Importance of the leukotriene B4-BLT1 and LTB4-BLT2 pathways in asthma

Abstract

For several decades, the leukotriene pathways have been implicated as playing a central role in the pathophysiology of asthma. The presence and elevation of numerous metabolites in the blood, sputum, and bronchoalveolar lavage fluid from asthmatics or experimental animals adds support to this notion. However, targeting of the leukotriene pathways has had, in general, limited success. The single exception in asthma therapy has been targeting of the cysteinyl leukotriene receptor 1, which clinically has proven effective but only in certain clinical situations. Interference with 5-lipoxygenase has had limited success, in part due to adverse drug effects. The importance of the LTB4-BLT1 pathway in asthma pathogenesis has extensive experimental support and findings, albeit limited, from clinical samples. The LTB4-BLT1 pathway was shown to be important as a neutrophil chemoattractant. Despite observations made more than two decades ago, the LTB4-BLT1 pathway has only recently been shown to exhibit important activities on subsets of T lymphocytes, both as a chemoattractant and on lymphocyte activation, as well as on dendritic cells, the major antigen presenting cell in the lung. The role of BLT2 in asthma remains unclear. Targeting of components of the LTB4-BLT1 pathway offers innovative therapeutic opportunities especially in patients with asthma that remain uncontrolled despite intensive corticosteroid treatment.
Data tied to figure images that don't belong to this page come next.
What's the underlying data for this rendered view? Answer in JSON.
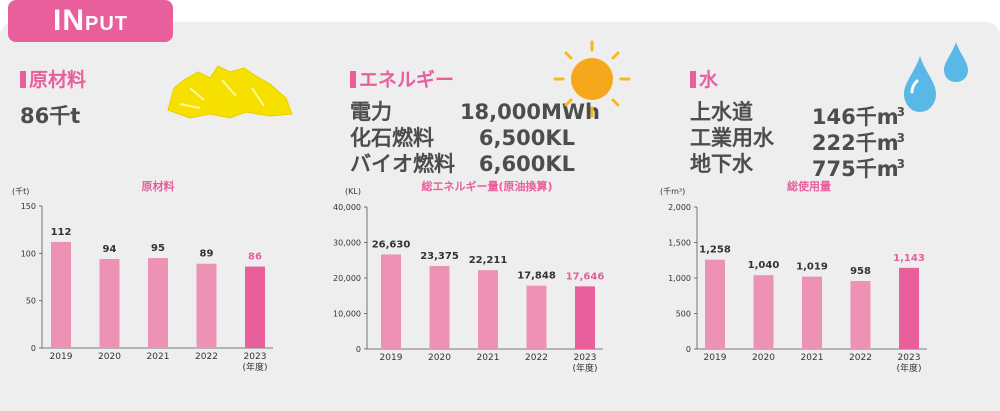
{
  "header": {
    "tab_big": "IN",
    "tab_small": "PUT"
  },
  "colors": {
    "accent": "#e85f9b",
    "bar": "#ee92b5",
    "bar_highlight": "#e85f9b",
    "text": "#4d4d4d",
    "panel": "#efeeee"
  },
  "sections": {
    "materials": {
      "title": "原材料",
      "value": "86千t"
    },
    "energy": {
      "title": "エネルギー",
      "rows": [
        {
          "label": "電力",
          "value": "18,000MWh"
        },
        {
          "label": "化石燃料",
          "value": "6,500KL"
        },
        {
          "label": "バイオ燃料",
          "value": "6,600KL"
        }
      ]
    },
    "water": {
      "title": "水",
      "rows": [
        {
          "label": "上水道",
          "value": "146千m",
          "unit_sup": "3"
        },
        {
          "label": "工業用水",
          "value": "222千m",
          "unit_sup": "3"
        },
        {
          "label": "地下水",
          "value": "775千m",
          "unit_sup": "3"
        }
      ]
    }
  },
  "chart_data": [
    {
      "type": "bar",
      "title": "原材料",
      "ylabel": "(千t)",
      "categories": [
        "2019",
        "2020",
        "2021",
        "2022",
        "2023"
      ],
      "category_suffix": "(年度)",
      "values": [
        112,
        94,
        95,
        89,
        86
      ],
      "value_labels": [
        "112",
        "94",
        "95",
        "89",
        "86"
      ],
      "ylim": [
        0,
        150
      ],
      "yticks": [
        0,
        50,
        100,
        150
      ],
      "ytick_labels": [
        "0",
        "50",
        "100",
        "150"
      ],
      "highlight_index": 4,
      "grid": false
    },
    {
      "type": "bar",
      "title": "総エネルギー量(原油換算)",
      "ylabel": "(KL)",
      "categories": [
        "2019",
        "2020",
        "2021",
        "2022",
        "2023"
      ],
      "category_suffix": "(年度)",
      "values": [
        26630,
        23375,
        22211,
        17848,
        17646
      ],
      "value_labels": [
        "26,630",
        "23,375",
        "22,211",
        "17,848",
        "17,646"
      ],
      "ylim": [
        0,
        40000
      ],
      "yticks": [
        0,
        10000,
        20000,
        30000,
        40000
      ],
      "ytick_labels": [
        "0",
        "10,000",
        "20,000",
        "30,000",
        "40,000"
      ],
      "highlight_index": 4,
      "grid": false
    },
    {
      "type": "bar",
      "title": "総使用量",
      "ylabel": "(千m³)",
      "categories": [
        "2019",
        "2020",
        "2021",
        "2022",
        "2023"
      ],
      "category_suffix": "(年度)",
      "values": [
        1258,
        1040,
        1019,
        958,
        1143
      ],
      "value_labels": [
        "1,258",
        "1,040",
        "1,019",
        "958",
        "1,143"
      ],
      "ylim": [
        0,
        2000
      ],
      "yticks": [
        0,
        500,
        1000,
        1500,
        2000
      ],
      "ytick_labels": [
        "0",
        "500",
        "1,000",
        "1,500",
        "2,000"
      ],
      "highlight_index": 4,
      "grid": false
    }
  ]
}
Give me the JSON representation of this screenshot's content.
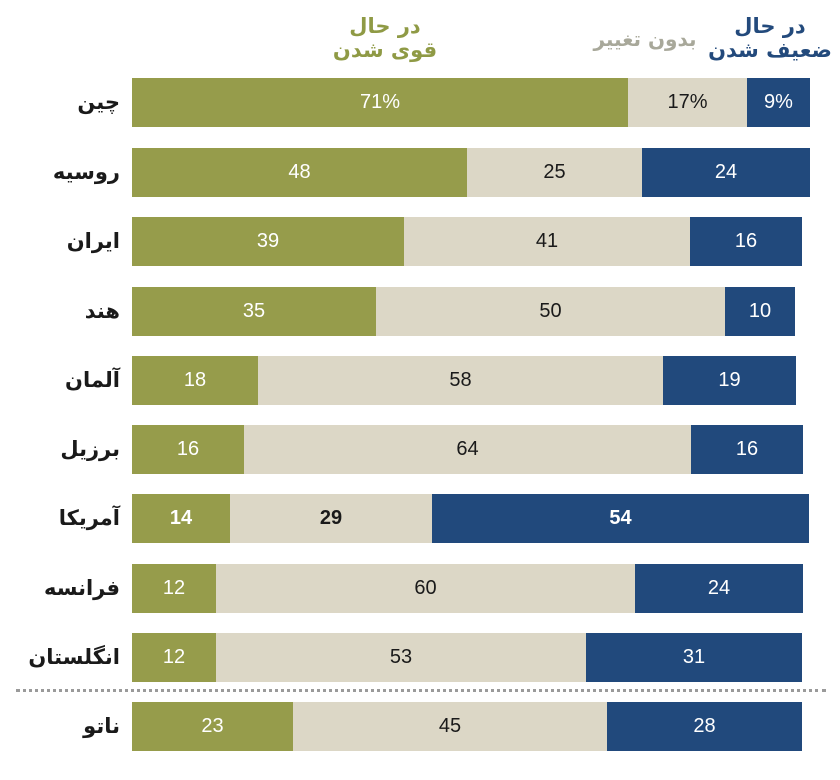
{
  "legend": {
    "strengthening": "در حال قوی شدن",
    "strengthening_line1": "در حال",
    "strengthening_line2": "قوی شدن",
    "no_change": "بدون تغییر",
    "weakening_line1": "در حال",
    "weakening_line2": "ضعیف شدن"
  },
  "colors": {
    "strengthening": "#969c4b",
    "no_change": "#dcd7c6",
    "weakening": "#21497c"
  },
  "rows": [
    {
      "label": "چین",
      "strong": "71%",
      "same": "17%",
      "weak": "9%"
    },
    {
      "label": "روسیه",
      "strong": "48",
      "same": "25",
      "weak": "24"
    },
    {
      "label": "ایران",
      "strong": "39",
      "same": "41",
      "weak": "16"
    },
    {
      "label": "هند",
      "strong": "35",
      "same": "50",
      "weak": "10"
    },
    {
      "label": "آلمان",
      "strong": "18",
      "same": "58",
      "weak": "19"
    },
    {
      "label": "برزیل",
      "strong": "16",
      "same": "64",
      "weak": "16"
    },
    {
      "label": "آمریکا",
      "strong": "14",
      "same": "29",
      "weak": "54"
    },
    {
      "label": "فرانسه",
      "strong": "12",
      "same": "60",
      "weak": "24"
    },
    {
      "label": "انگلستان",
      "strong": "12",
      "same": "53",
      "weak": "31"
    },
    {
      "label": "ناتو",
      "strong": "23",
      "same": "45",
      "weak": "28"
    }
  ],
  "chart_data": {
    "type": "bar",
    "orientation": "horizontal",
    "stacked": true,
    "title": "",
    "xlabel": "",
    "ylabel": "",
    "unit": "%",
    "categories": [
      "چین",
      "روسیه",
      "ایران",
      "هند",
      "آلمان",
      "برزیل",
      "آمریکا",
      "فرانسه",
      "انگلستان",
      "ناتو"
    ],
    "series": [
      {
        "name": "در حال قوی شدن",
        "color": "#969c4b",
        "values": [
          71,
          48,
          39,
          35,
          18,
          16,
          14,
          12,
          12,
          23
        ]
      },
      {
        "name": "بدون تغییر",
        "color": "#dcd7c6",
        "values": [
          17,
          25,
          41,
          50,
          58,
          64,
          29,
          60,
          53,
          45
        ]
      },
      {
        "name": "در حال ضعیف شدن",
        "color": "#21497c",
        "values": [
          9,
          24,
          16,
          10,
          19,
          16,
          54,
          24,
          31,
          28
        ]
      }
    ],
    "highlighted_category": "آمریکا",
    "separator_before": "ناتو",
    "legend_position": "top",
    "grid": false
  }
}
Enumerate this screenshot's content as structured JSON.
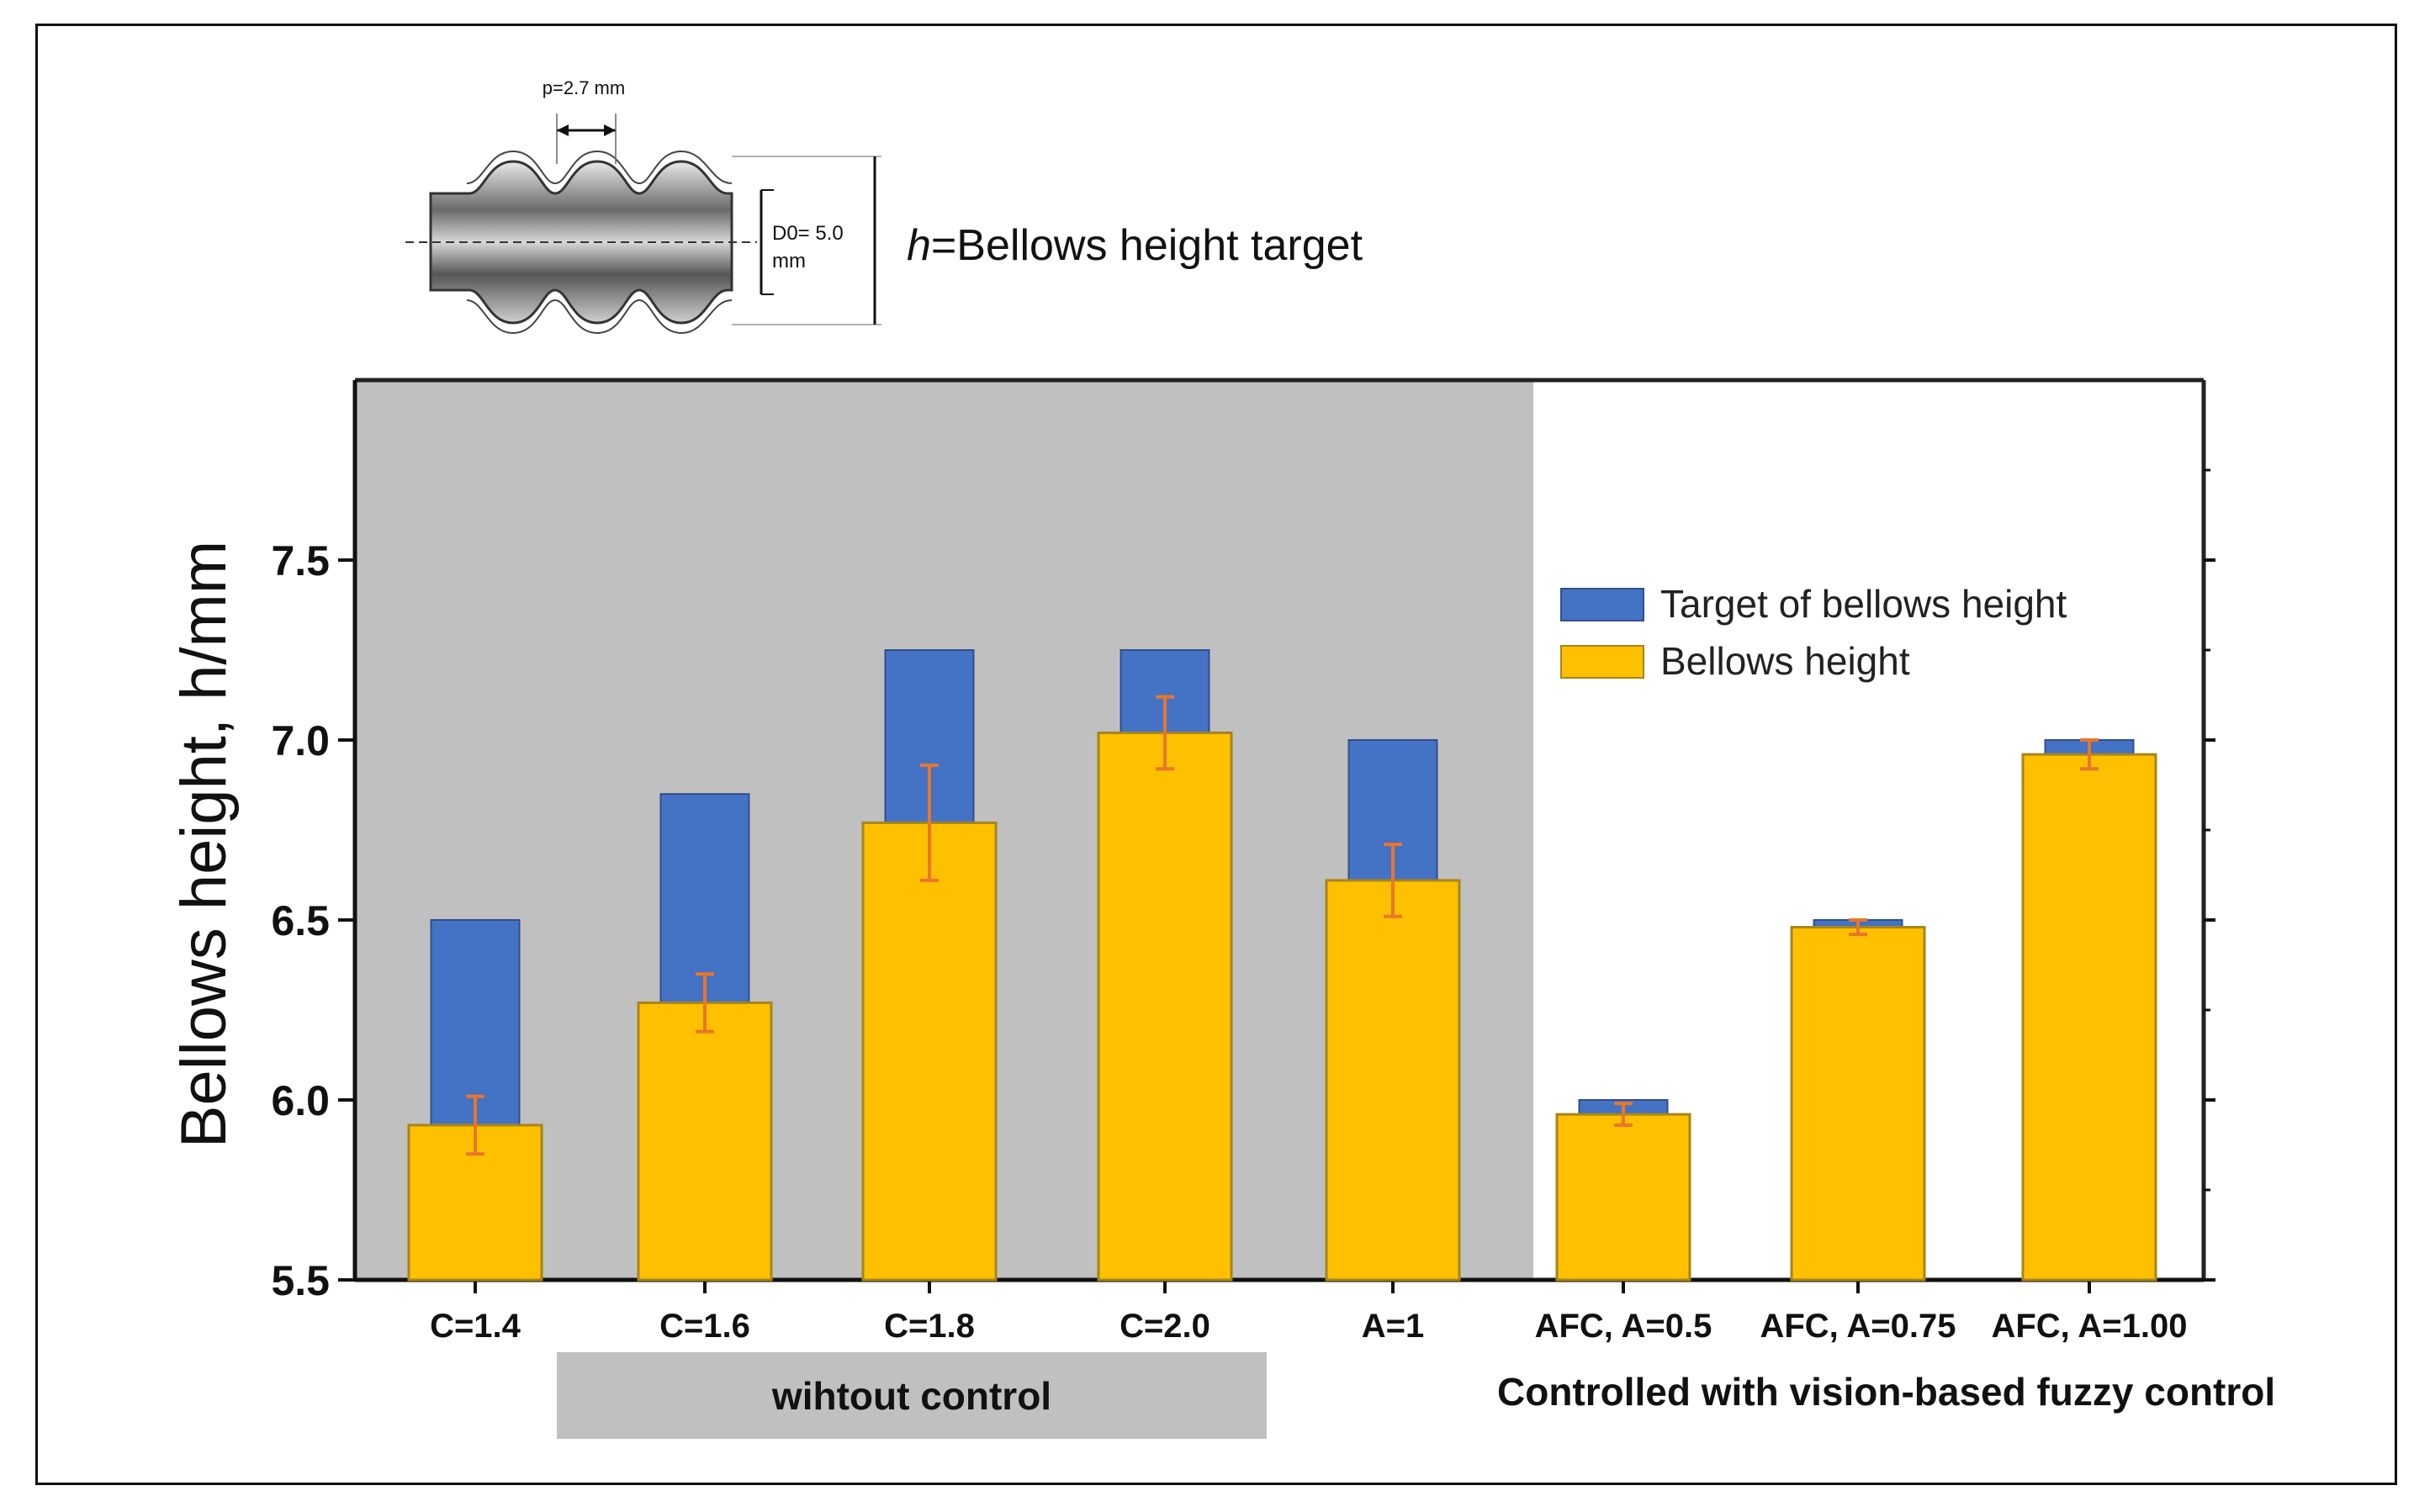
{
  "diagram": {
    "pitch_label": "p=2.7 mm",
    "diameter_label_1": "D0= 5.0",
    "diameter_label_2": "mm",
    "caption_symbol": "h",
    "caption_text": "=Bellows height target"
  },
  "groups": {
    "uncontrolled": "wihtout control",
    "controlled": "Controlled with vision-based fuzzy control"
  },
  "colors": {
    "target": "#4472c4",
    "actual": "#ffc000",
    "error_bar": "#e8762b",
    "shaded_region": "#c0c0c0"
  },
  "chart_data": {
    "type": "bar",
    "xlabel": "",
    "ylabel": "Bellows height, h/mm",
    "ylim": [
      5.5,
      8.0
    ],
    "yticks": [
      "5.5",
      "6.0",
      "6.5",
      "7.0",
      "7.5"
    ],
    "categories": [
      "C=1.4",
      "C=1.6",
      "C=1.8",
      "C=2.0",
      "A=1",
      "AFC, A=0.5",
      "AFC, A=0.75",
      "AFC, A=1.00"
    ],
    "series": [
      {
        "name": "Target of bellows height",
        "values": [
          6.5,
          6.85,
          7.25,
          7.25,
          7.0,
          6.0,
          6.5,
          7.0
        ]
      },
      {
        "name": "Bellows height",
        "values": [
          5.93,
          6.27,
          6.77,
          7.02,
          6.61,
          5.96,
          6.48,
          6.96
        ],
        "errors": [
          0.08,
          0.08,
          0.16,
          0.1,
          0.1,
          0.03,
          0.02,
          0.04
        ]
      }
    ],
    "shaded_categories": [
      "C=1.4",
      "C=1.6",
      "C=1.8",
      "C=2.0",
      "A=1"
    ],
    "legend_position": "right, upper"
  }
}
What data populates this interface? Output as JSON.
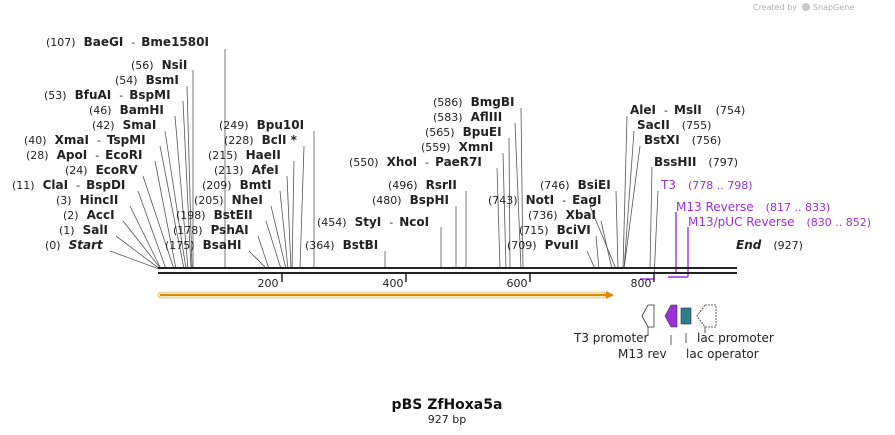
{
  "credit": {
    "text": "Created by",
    "brand": "SnapGene"
  },
  "plasmid": {
    "name": "pBS ZfHoxa5a",
    "length_label": "927 bp"
  },
  "axis_ticks": [
    "200",
    "400",
    "600",
    "800"
  ],
  "sites": [
    {
      "pos": "(107)",
      "name": "BaeGI",
      "extra": "Bme1580I"
    },
    {
      "pos": "(56)",
      "name": "NsiI"
    },
    {
      "pos": "(54)",
      "name": "BsmI"
    },
    {
      "pos": "(53)",
      "name": "BfuAI",
      "extra": "BspMI"
    },
    {
      "pos": "(46)",
      "name": "BamHI"
    },
    {
      "pos": "(42)",
      "name": "SmaI"
    },
    {
      "pos": "(40)",
      "name": "XmaI",
      "extra": "TspMI"
    },
    {
      "pos": "(28)",
      "name": "ApoI",
      "extra": "EcoRI"
    },
    {
      "pos": "(24)",
      "name": "EcoRV"
    },
    {
      "pos": "(11)",
      "name": "ClaI",
      "extra": "BspDI"
    },
    {
      "pos": "(3)",
      "name": "HincII"
    },
    {
      "pos": "(2)",
      "name": "AccI"
    },
    {
      "pos": "(1)",
      "name": "SalI"
    },
    {
      "pos": "(0)",
      "name": "Start"
    },
    {
      "pos": "(249)",
      "name": "Bpu10I"
    },
    {
      "pos": "(228)",
      "name": "BclI *"
    },
    {
      "pos": "(215)",
      "name": "HaeII"
    },
    {
      "pos": "(213)",
      "name": "AfeI"
    },
    {
      "pos": "(209)",
      "name": "BmtI"
    },
    {
      "pos": "(205)",
      "name": "NheI"
    },
    {
      "pos": "(198)",
      "name": "BstEII"
    },
    {
      "pos": "(178)",
      "name": "PshAI"
    },
    {
      "pos": "(175)",
      "name": "BsaHI"
    },
    {
      "pos": "(364)",
      "name": "BstBI"
    },
    {
      "pos": "(454)",
      "name": "StyI",
      "extra": "NcoI"
    },
    {
      "pos": "(586)",
      "name": "BmgBI"
    },
    {
      "pos": "(583)",
      "name": "AflIII"
    },
    {
      "pos": "(565)",
      "name": "BpuEI"
    },
    {
      "pos": "(559)",
      "name": "XmnI"
    },
    {
      "pos": "(550)",
      "name": "XhoI",
      "extra": "PaeR7I"
    },
    {
      "pos": "(496)",
      "name": "RsrII"
    },
    {
      "pos": "(480)",
      "name": "BspHI"
    },
    {
      "pos": "(743)",
      "name": "NotI",
      "extra": "EagI"
    },
    {
      "pos": "(746)",
      "name": "BsiEI"
    },
    {
      "pos": "(736)",
      "name": "XbaI"
    },
    {
      "pos": "(715)",
      "name": "BciVI"
    },
    {
      "pos": "(709)",
      "name": "PvuII"
    },
    {
      "pos": "(754)",
      "name": "AleI",
      "extra": "MslI"
    },
    {
      "pos": "(755)",
      "name": "SacII"
    },
    {
      "pos": "(756)",
      "name": "BstXI"
    },
    {
      "pos": "(797)",
      "name": "BssHII"
    },
    {
      "pos": "(927)",
      "name": "End"
    }
  ],
  "primers": [
    {
      "name": "T3",
      "range": "(778 .. 798)"
    },
    {
      "name": "M13 Reverse",
      "range": "(817 .. 833)"
    },
    {
      "name": "M13/pUC Reverse",
      "range": "(830 .. 852)"
    }
  ],
  "features": [
    "T3 promoter",
    "M13 rev",
    "lac promoter",
    "lac operator"
  ],
  "colors": {
    "primer": "#9b30d9",
    "orf": "#f5a623",
    "backbone": "#222222",
    "operator": "#2e7d8c"
  }
}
Keywords: Asthma; BLT1; CD4 T lymphocytes; CD8 T lymphocytes; LTB4.

Figure 1

LTB4-BLT1-CD8+ T cell-IL-13 pathway in asthma pathogenesis. Following allergen ligation of IgE on the high affinity IgE receptor (FcεRI), mast cells are activated resulting in the production and release of LTB4. Activated CD8+ T_EFF increase expression of the high affinity receptor BLT1, ligation of the receptor by LTB4 results in the migration of CD8+ T_EFF to the lung where in the presence of IL-4, the cells transdifferentiate through a cascade of molecular events resulting in IL-13 release [1].

Figure 2

Importance of the LTB4-BLT1 pathway in dendritic cell activation and migration to regional lymph nodes resulting in CD8+ T_EFF cell activation. 1) In the lung mast cells, macrophages or neutrophils are activated releasing LTB4. 2) Lung DCs expressing BLT1 and exposed to antigen (Ag), increase BLT1 expression as well as CCR7, resulting in their migration to the regional lymph nodes (PBLN). 3) Here, the antigen-presenting DCs encounter naive CD8+ T cells resulting in activation, priming, and increased BLT1 expression. 4) Activated CD8+ T_EFF migrate to the airways following ligation of BLT1 by LTB4. 5) In the atopic environment in the lungs of allergic patients, IL-4 results in the transdifferentiation of CD8+ T_EFF for IL-13 production, resulting in AHR, mucus production, and airway inflammation. Ag: antigen TCR; TCR: T cell receptor; MHC: major histocompatibility complex.